Ne nous contentons pas de la vérité

Vous vous souvenez du petit corps sans vie de cet enfant sur la plage de Bodrum ? Il avait semblé faire bouger les consciences, faire changer le monde, ébranlant les puissants qui, tout à coup, s’étaient lancés dans une compétition de solidarité. Mais où est passé « l’effet Aylan » ? Les Allemands, après un élan de solidarité nationale, semblent y avoir réfléchi à deux fois, fermant leurs frontières aux réfugiés, tandis que partout en Europe, racisme et intolérance refont surface.

Pendant un instant, nous nous sommes émus, puis l’émotion a laissé place, comme dans un fondu enchaîné typique des films d’horreur, au pire ennemi de la miséricorde : l’accoutumance.

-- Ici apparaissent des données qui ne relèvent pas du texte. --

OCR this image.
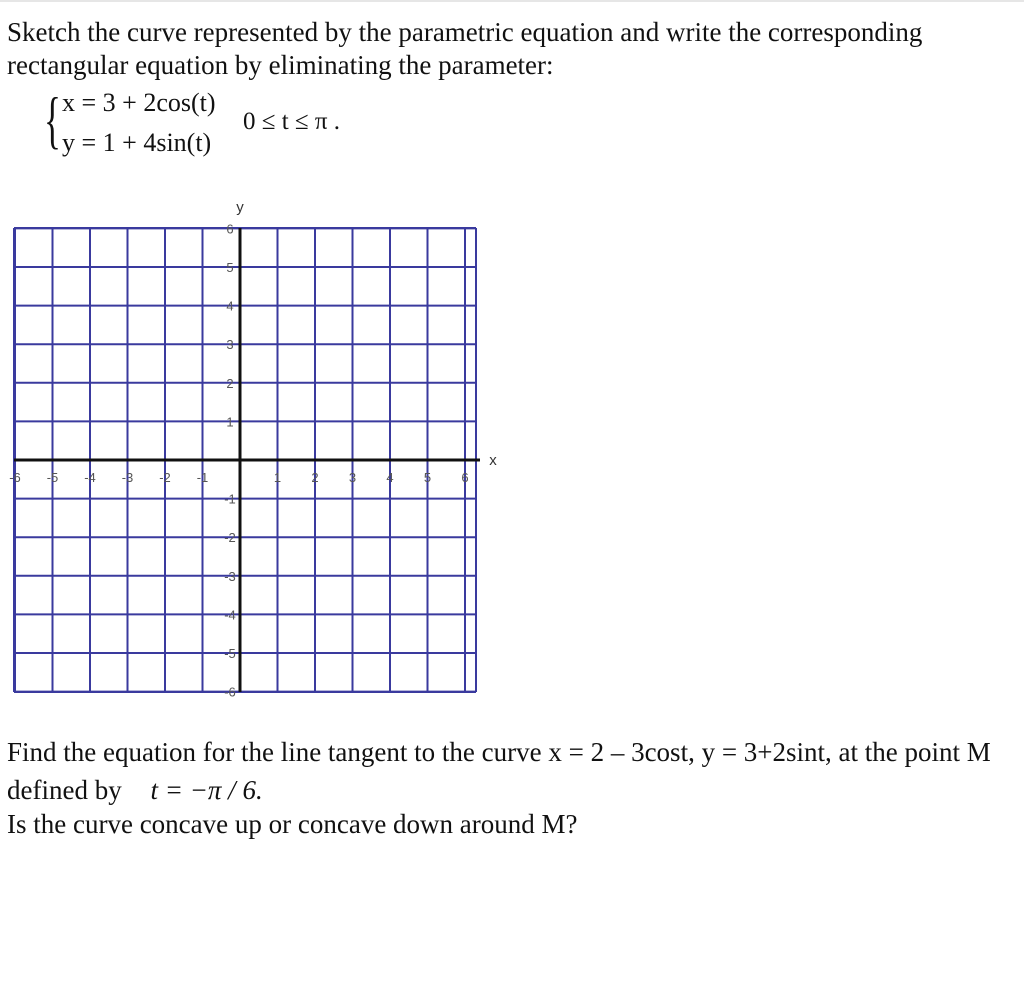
Sketch the curve represented by the parametric equation and write the corresponding rectangular equation by eliminating the parameter:
{ x = 3 + 2cos(t)
y = 1 + 4sin(t)
0 ≤ t ≤ π .
-6 -5 -4 -3 -2 -1	1 2 3 4 5 6
6
5
4
3
2
1
-1
-2
-3
-4
-5
-6
y
x
Find the equation for the line tangent to the curve x = 2 – 3cost, y = 3+2sint, at the point M
defined by t = −π / 6.
Is the curve concave up or concave down around M?
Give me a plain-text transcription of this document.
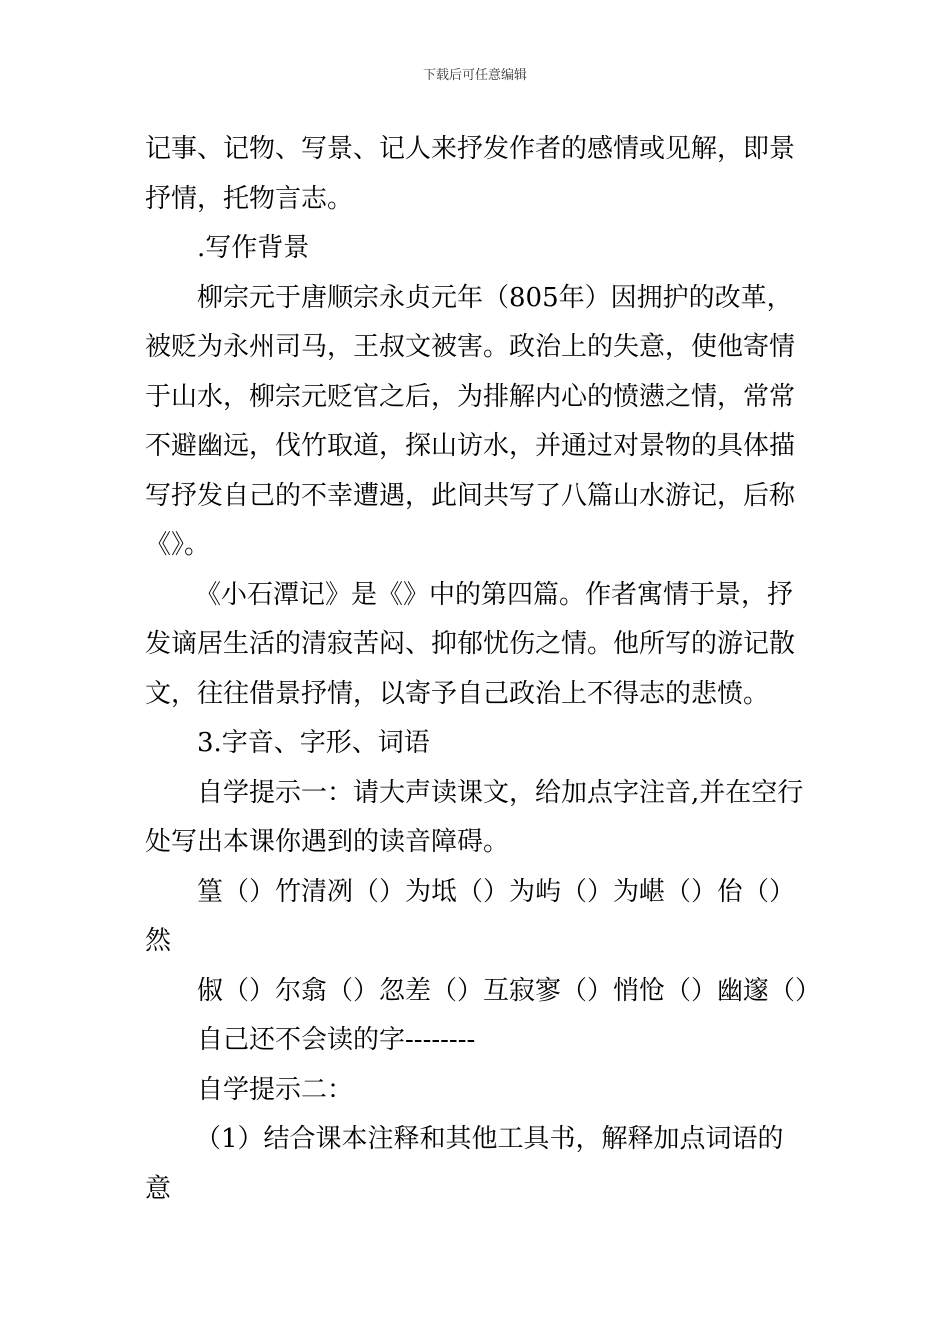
下载后可任意编辑

记事、记物、写景、记人来抒发作者的感情或见解，即景抒情，托物言志。

.写作背景

柳宗元于唐顺宗永贞元年（805年）因拥护的改革，被贬为永州司马，王叔文被害。政治上的失意，使他寄情于山水，柳宗元贬官之后，为排解内心的愤懑之情，常常不避幽远，伐竹取道，探山访水，并通过对景物的具体描写抒发自己的不幸遭遇，此间共写了八篇山水游记，后称《》。

《小石潭记》是《》中的第四篇。作者寓情于景，抒发谪居生活的清寂苦闷、抑郁忧伤之情。他所写的游记散文，往往借景抒情，以寄予自己政治上不得志的悲愤。

3.字音、字形、词语

自学提示一：请大声读课文，给加点字注音,并在空行处写出本课你遇到的读音障碍。

篁（）竹清冽（）为坻（）为屿（）为嵁（）佁（）然

俶（）尔翕（）忽差（）互寂寥（）悄怆（）幽邃（）

自己还不会读的字--------

自学提示二：

（1）结合课本注释和其他工具书，解释加点词语的意
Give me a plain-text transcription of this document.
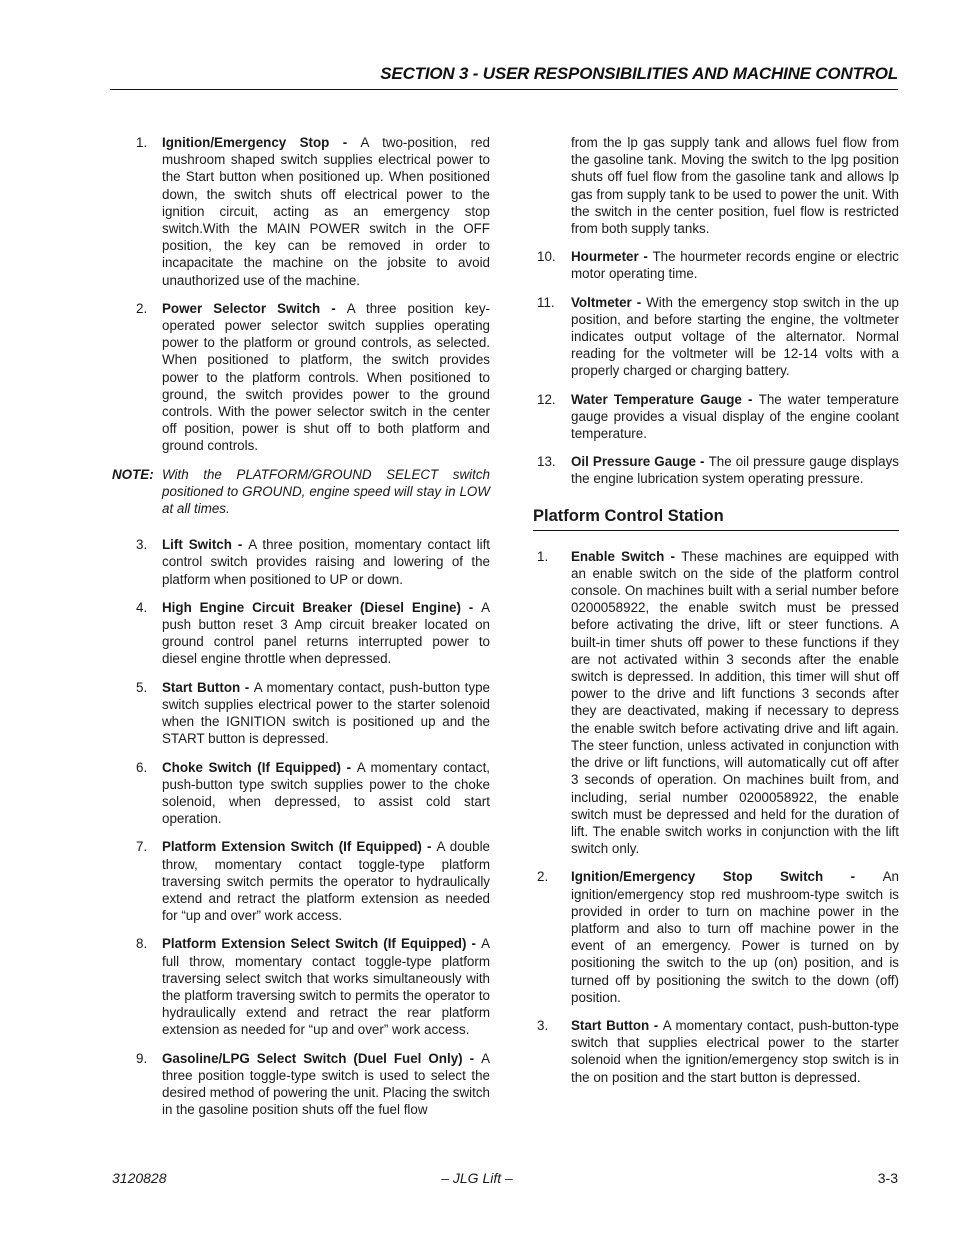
SECTION 3 - USER RESPONSIBILITIES AND MACHINE CONTROL
1. Ignition/Emergency Stop - A two-position, red mushroom shaped switch supplies electrical power to the Start button when positioned up. When positioned down, the switch shuts off electrical power to the ignition circuit, acting as an emergency stop switch.With the MAIN POWER switch in the OFF position, the key can be removed in order to incapacitate the machine on the jobsite to avoid unauthorized use of the machine.
2. Power Selector Switch - A three position key-operated power selector switch supplies operating power to the platform or ground controls, as selected. When positioned to platform, the switch provides power to the platform controls. When positioned to ground, the switch provides power to the ground controls. With the power selector switch in the center off position, power is shut off to both platform and ground controls.
NOTE: With the PLATFORM/GROUND SELECT switch positioned to GROUND, engine speed will stay in LOW at all times.
3. Lift Switch - A three position, momentary contact lift control switch provides raising and lowering of the platform when positioned to UP or down.
4. High Engine Circuit Breaker (Diesel Engine) - A push button reset 3 Amp circuit breaker located on ground control panel returns interrupted power to diesel engine throttle when depressed.
5. Start Button - A momentary contact, push-button type switch supplies electrical power to the starter solenoid when the IGNITION switch is positioned up and the START button is depressed.
6. Choke Switch (If Equipped) - A momentary contact, push-button type switch supplies power to the choke solenoid, when depressed, to assist cold start operation.
7. Platform Extension Switch (If Equipped) - A double throw, momentary contact toggle-type platform traversing switch permits the operator to hydraulically extend and retract the platform extension as needed for “up and over” work access.
8. Platform Extension Select Switch (If Equipped) - A full throw, momentary contact toggle-type platform traversing select switch that works simultaneously with the platform traversing switch to permits the operator to hydraulically extend and retract the rear platform extension as needed for “up and over” work access.
9. Gasoline/LPG Select Switch (Duel Fuel Only) - A three position toggle-type switch is used to select the desired method of powering the unit. Placing the switch in the gasoline position shuts off the fuel flow
from the lp gas supply tank and allows fuel flow from the gasoline tank. Moving the switch to the lpg position shuts off fuel flow from the gasoline tank and allows lp gas from supply tank to be used to power the unit. With the switch in the center position, fuel flow is restricted from both supply tanks.
10. Hourmeter - The hourmeter records engine or electric motor operating time.
11. Voltmeter - With the emergency stop switch in the up position, and before starting the engine, the voltmeter indicates output voltage of the alternator. Normal reading for the voltmeter will be 12-14 volts with a properly charged or charging battery.
12. Water Temperature Gauge - The water temperature gauge provides a visual display of the engine coolant temperature.
13. Oil Pressure Gauge - The oil pressure gauge displays the engine lubrication system operating pressure.
Platform Control Station
1. Enable Switch - These machines are equipped with an enable switch on the side of the platform control console. On machines built with a serial number before 0200058922, the enable switch must be pressed before activating the drive, lift or steer functions. A built-in timer shuts off power to these functions if they are not activated within 3 seconds after the enable switch is depressed. In addition, this timer will shut off power to the drive and lift functions 3 seconds after they are deactivated, making if necessary to depress the enable switch before activating drive and lift again. The steer function, unless activated in conjunction with the drive or lift functions, will automatically cut off after 3 seconds of operation. On machines built from, and including, serial number 0200058922, the enable switch must be depressed and held for the duration of lift. The enable switch works in conjunction with the lift switch only.
2. Ignition/Emergency Stop Switch - An ignition/emergency stop red mushroom-type switch is provided in order to turn on machine power in the platform and also to turn off machine power in the event of an emergency. Power is turned on by positioning the switch to the up (on) position, and is turned off by positioning the switch to the down (off) position.
3. Start Button - A momentary contact, push-button-type switch that supplies electrical power to the starter solenoid when the ignition/emergency stop switch is in the on position and the start button is depressed.
3120828	– JLG Lift –	3-3
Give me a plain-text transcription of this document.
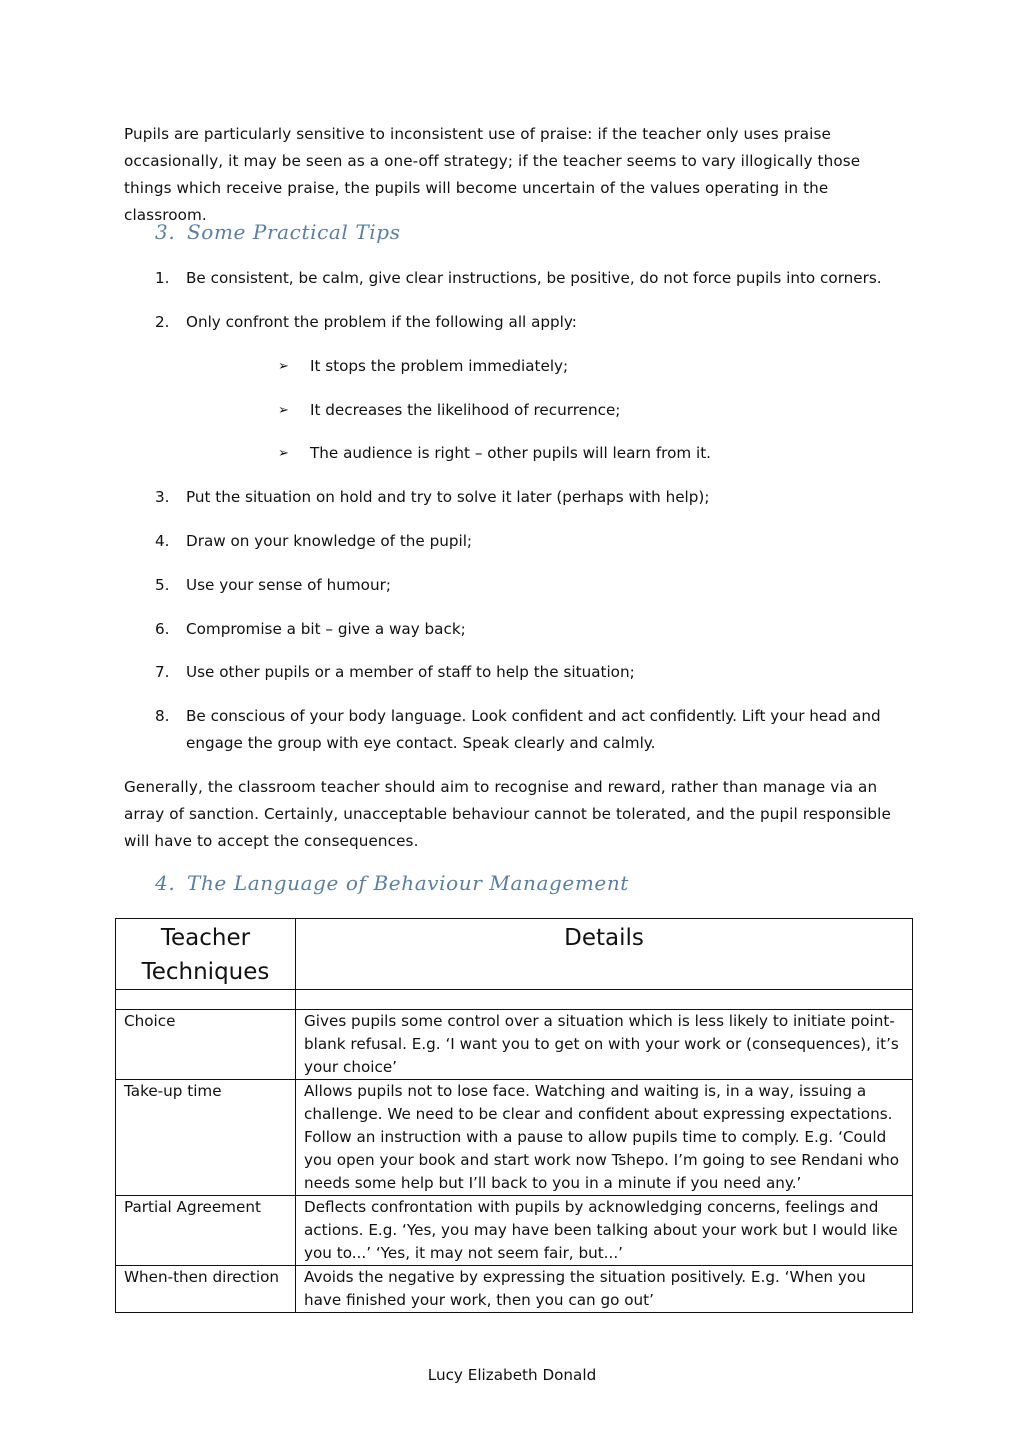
Pupils are particularly sensitive to inconsistent use of praise: if the teacher only uses praise occasionally, it may be seen as a one-off strategy; if the teacher seems to vary illogically those things which receive praise, the pupils will become uncertain of the values operating in the classroom.
3. Some Practical Tips
1.	Be consistent, be calm, give clear instructions, be positive, do not force pupils into corners.
2.	Only confront the problem if the following all apply:
➢ It stops the problem immediately;
➢ It decreases the likelihood of recurrence;
➢ The audience is right – other pupils will learn from it.
3.	Put the situation on hold and try to solve it later (perhaps with help);
4.	Draw on your knowledge of the pupil;
5.	Use your sense of humour;
6.	Compromise a bit – give a way back;
7.	Use other pupils or a member of staff to help the situation;
8.	Be conscious of your body language. Look confident and act confidently. Lift your head and engage the group with eye contact. Speak clearly and calmly.
Generally, the classroom teacher should aim to recognise and reward, rather than manage via an array of sanction. Certainly, unacceptable behaviour cannot be tolerated, and the pupil responsible will have to accept the consequences.
4. The Language of Behaviour Management
Teacher Techniques	Details

Choice	Gives pupils some control over a situation which is less likely to initiate point-blank refusal. E.g. ‘I want you to get on with your work or (consequences), it’s your choice’
Take-up time	Allows pupils not to lose face. Watching and waiting is, in a way, issuing a challenge. We need to be clear and confident about expressing expectations. Follow an instruction with a pause to allow pupils time to comply. E.g. ‘Could you open your book and start work now Tshepo. I’m going to see Rendani who needs some help but I’ll back to you in a minute if you need any.’
Partial Agreement	Deflects confrontation with pupils by acknowledging concerns, feelings and actions. E.g. ‘Yes, you may have been talking about your work but I would like you to...’ ‘Yes, it may not seem fair, but...’
When-then direction	Avoids the negative by expressing the situation positively. E.g. ‘When you have finished your work, then you can go out’
Lucy Elizabeth Donald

Exerçant moi-même le métier de journaliste, je me demande souvent quelle est notre responsabilité à nous, médias, dans la construction d’un sentiment commun. Quel est notre devoir de journaliste, quel poids avons-nous dans l’intérêt que portent les gens aux événements ou dans l’orientation de l’opinion publique ?

Parce que, sans que nous ne nous en rendions compte, beaucoup d’enfants sont morts après Aylan. Et malheureusement, quand la grande machine de l’habitude se met en route, les choses changent, l’émotion n’est plus aussi vive.

Pourtant, la mort de nombreux enfants, ces derniers jours, sur le trajet entre la Turquie et la Grèce, nous dit deux choses : d’abord que c’est la guerre que les gens fuient, qu’il n’y a plus rien d’économique dans la masse des migrants qui cherchent à se mettre à l’abri ; ensuite, que les morts, en particulier les si nombreux enfants noyés, chaque jour, chaque nuit, ne sont pas le fruit d’une route maritime erronée, d’une embarcation défectueuse, ou de risques liés à la mauvaise saison.